The proof of this for \(n > 2\) uses the Jordan canonical form, we shall not worry about this. Interested readers can follow the underlined link.
CCF with Arbitrary Zeros
In our example, we had \(G(s) = \dfrac{s+1}{s^2 + 5s + 6}\) with a minimum-phase zero at \(z=-1\).

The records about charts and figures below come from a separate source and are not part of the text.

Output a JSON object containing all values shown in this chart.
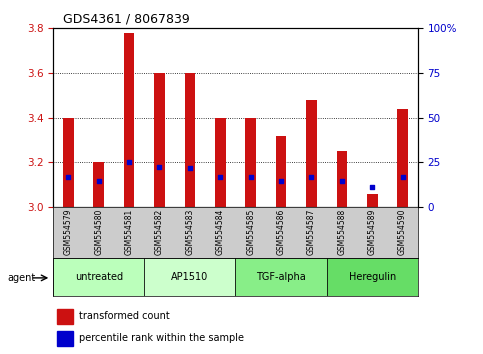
{
  "title": "GDS4361 / 8067839",
  "samples": [
    "GSM554579",
    "GSM554580",
    "GSM554581",
    "GSM554582",
    "GSM554583",
    "GSM554584",
    "GSM554585",
    "GSM554586",
    "GSM554587",
    "GSM554588",
    "GSM554589",
    "GSM554590"
  ],
  "red_values": [
    3.4,
    3.2,
    3.78,
    3.6,
    3.6,
    3.4,
    3.4,
    3.32,
    3.48,
    3.25,
    3.06,
    3.44
  ],
  "blue_values": [
    3.135,
    3.115,
    3.2,
    3.18,
    3.175,
    3.135,
    3.135,
    3.115,
    3.135,
    3.115,
    3.09,
    3.135
  ],
  "ymin": 3.0,
  "ymax": 3.8,
  "yticks_left": [
    3.0,
    3.2,
    3.4,
    3.6,
    3.8
  ],
  "yticks_right_vals": [
    0,
    25,
    50,
    75,
    100
  ],
  "yticks_right_labels": [
    "0",
    "25",
    "50",
    "75",
    "100%"
  ],
  "bar_color": "#cc1111",
  "dot_color": "#0000cc",
  "bar_width": 0.35,
  "agents": [
    {
      "label": "untreated",
      "start": 0,
      "end": 2,
      "color": "#bbffbb"
    },
    {
      "label": "AP1510",
      "start": 3,
      "end": 5,
      "color": "#ccffcc"
    },
    {
      "label": "TGF-alpha",
      "start": 6,
      "end": 8,
      "color": "#88ee88"
    },
    {
      "label": "Heregulin",
      "start": 9,
      "end": 11,
      "color": "#66dd66"
    }
  ],
  "legend_red": "transformed count",
  "legend_blue": "percentile rank within the sample",
  "title_color": "#000000",
  "left_tick_color": "#cc1111",
  "right_tick_color": "#0000cc",
  "sample_bg": "#cccccc",
  "grid_yticks": [
    3.2,
    3.4,
    3.6,
    3.8
  ]
}
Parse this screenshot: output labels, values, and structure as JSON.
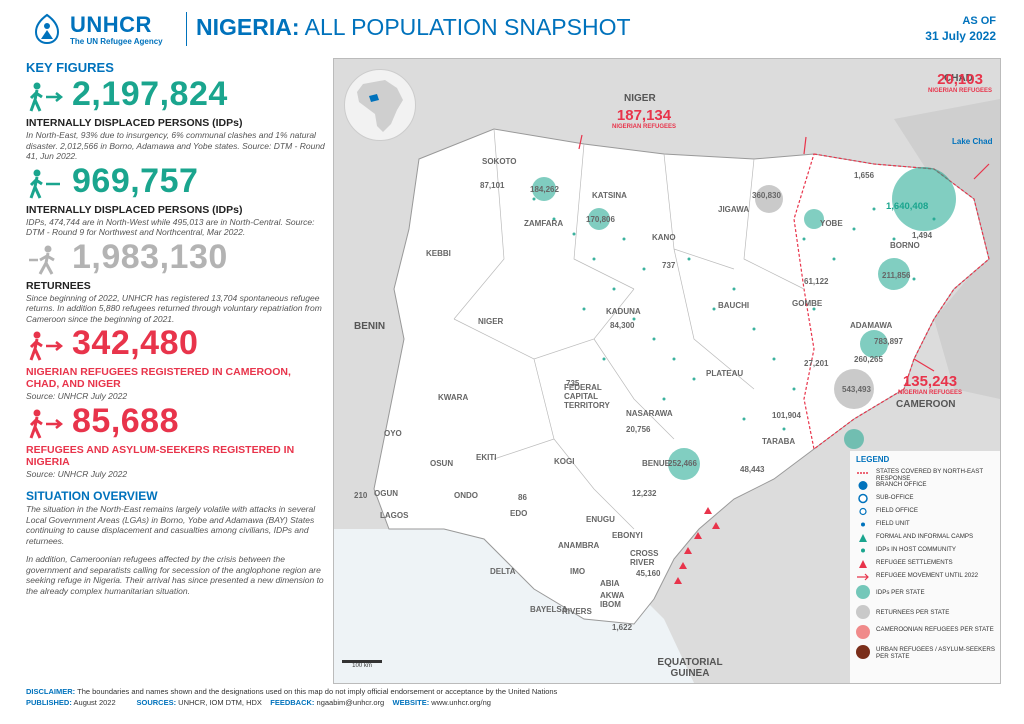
{
  "header": {
    "logo_name": "UNHCR",
    "logo_sub": "The UN Refugee Agency",
    "title_bold": "NIGERIA:",
    "title_rest": " ALL POPULATION SNAPSHOT",
    "asof_label": "AS OF",
    "asof_date": "31 July 2022"
  },
  "key_figures": {
    "heading": "KEY FIGURES",
    "items": [
      {
        "number": "2,197,824",
        "label": "INTERNALLY DISPLACED PERSONS (IDPs)",
        "note": "In North-East, 93% due to insurgency, 6% communal clashes and 1% natural disaster. 2,012,566 in Borno, Adamawa and Yobe states. Source: DTM - Round 41, Jun 2022.",
        "color": "#1aa58e"
      },
      {
        "number": "969,757",
        "label": "INTERNALLY DISPLACED PERSONS (IDPs)",
        "note": "IDPs, 474,744 are in North-West while 495,013 are in North-Central. Source: DTM - Round 9 for Northwest and Northcentral, Mar 2022.",
        "color": "#1aa58e"
      },
      {
        "number": "1,983,130",
        "label": "RETURNEES",
        "note": "Since beginning of 2022, UNHCR has registered 13,704 spontaneous refugee returns. In addition 5,880 refugees returned through voluntary repatriation from Cameroon since the beginning of 2021.",
        "color": "#b3b3b3"
      },
      {
        "number": "342,480",
        "label": "NIGERIAN REFUGEES REGISTERED IN CAMEROON, CHAD, AND NIGER",
        "note": "Source: UNHCR July 2022",
        "color": "#e8344b"
      },
      {
        "number": "85,688",
        "label": "REFUGEES AND ASYLUM-SEEKERS REGISTERED IN NIGERIA",
        "note": "Source: UNHCR July 2022",
        "color": "#e8344b"
      }
    ]
  },
  "overview": {
    "heading": "SITUATION OVERVIEW",
    "p1": "The situation in the North-East remains largely volatile with attacks in several Local Government Areas (LGAs) in Borno, Yobe and Adamawa (BAY) States continuing to cause displacement and casualties among civilians, IDPs and returnees.",
    "p2": "In addition, Cameroonian refugees affected by the crisis between the government and separatists calling for secession of the anglophone region are seeking refuge in Nigeria. Their arrival has since presented a new dimension to the already complex humanitarian situation."
  },
  "map": {
    "countries": {
      "niger": "NIGER",
      "chad": "CHAD",
      "cameroon": "CAMEROON",
      "benin": "BENIN",
      "eq_guinea": "EQUATORIAL GUINEA",
      "lake_chad": "Lake Chad"
    },
    "refugee_boxes": [
      {
        "value": "187,134",
        "sub": "NIGERIAN REFUGEES"
      },
      {
        "value": "20,103",
        "sub": "NIGERIAN REFUGEES"
      },
      {
        "value": "135,243",
        "sub": "NIGERIAN REFUGEES"
      }
    ],
    "states": [
      "SOKOTO",
      "KATSINA",
      "JIGAWA",
      "KANO",
      "YOBE",
      "BORNO",
      "ZAMFARA",
      "KEBBI",
      "KADUNA",
      "BAUCHI",
      "GOMBE",
      "ADAMAWA",
      "NIGER",
      "PLATEAU",
      "FEDERAL CAPITAL TERRITORY",
      "NASARAWA",
      "KWARA",
      "TARABA",
      "OYO",
      "OSUN",
      "EKITI",
      "KOGI",
      "BENUE",
      "ONDO",
      "OGUN",
      "LAGOS",
      "EDO",
      "ENUGU",
      "EBONYI",
      "ANAMBRA",
      "DELTA",
      "IMO",
      "ABIA",
      "CROSS RIVER",
      "AKWA IBOM",
      "BAYELSA",
      "RIVERS"
    ],
    "idp_circles": [
      {
        "label": "1,640,408"
      },
      {
        "label": "360,830"
      },
      {
        "label": "783,897"
      },
      {
        "label": "543,493"
      },
      {
        "label": "184,262"
      },
      {
        "label": "87,101"
      },
      {
        "label": "170,806"
      },
      {
        "label": "211,856"
      },
      {
        "label": "61,122"
      },
      {
        "label": "84,300"
      },
      {
        "label": "27,201"
      },
      {
        "label": "260,265"
      },
      {
        "label": "101,904"
      },
      {
        "label": "252,466"
      }
    ],
    "small_values": [
      "735",
      "737",
      "20,756",
      "48,443",
      "210",
      "86",
      "12,232",
      "45,160",
      "1,622",
      "1,656",
      "1,494"
    ],
    "legend": {
      "title": "LEGEND",
      "items": [
        "STATES COVERED BY NORTH-EAST RESPONSE",
        "BRANCH OFFICE",
        "SUB-OFFICE",
        "FIELD OFFICE",
        "FIELD UNIT",
        "FORMAL AND INFORMAL CAMPS",
        "IDPs IN HOST COMMUNITY",
        "REFUGEE SETTLEMENTS",
        "REFUGEE MOVEMENT UNTIL 2022",
        "IDPs PER STATE",
        "RETURNEES PER STATE",
        "CAMEROONIAN REFUGEES PER STATE",
        "URBAN REFUGEES / ASYLUM-SEEKERS PER STATE"
      ]
    },
    "scale": "100 km"
  },
  "footer": {
    "disclaimer_label": "DISCLAIMER:",
    "disclaimer": "The boundaries and names shown and the designations used on this map do not imply official endorsement or acceptance by the United Nations",
    "published_label": "PUBLISHED:",
    "published": "August 2022",
    "sources_label": "SOURCES:",
    "sources": "UNHCR, IOM DTM, HDX",
    "feedback_label": "FEEDBACK:",
    "feedback": "ngaabim@unhcr.org",
    "website_label": "WEBSITE:",
    "website": "www.unhcr.org/ng"
  }
}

Let’s consider a general zero location \(s=z\),
\begin{align*} G(s) = \frac{s-z}{s^2 + 5s+6}. \end{align*}This gives us a CCF realization
\begin{align*} \left(\begin{matrix} \dot{x}_1 \\ \dot{x}_2 \end{matrix}\right) &= \underbrace{\left(\begin{matrix} 0 & 1 \\ -{6} &-{5}\end{matrix}\right)}_{A}\left(\begin{matrix} x_1 \\ x_2 \end{matrix}\right) + \underbrace{\left(\begin{matrix} 0 \\ 1\end{matrix}\right)}_{B} u, \\ y &= \underbrace{\left(\begin{matrix} -z & 1 \end{matrix}\right)}_{C} \left(\begin{matrix} x_1 \\ x_2 \end{matrix}\right). \end{align*}Since \(A,B\) are the same as before as in Example 2, \({\cal C}(A,B)\) is the same \(\implies\) the system is still completely controllable. (Zeros only enter \(C\) matrix which is not involved in controllability matrix.)
Upshot: A system state-space model in CCF is controllable for any locations of the zeros.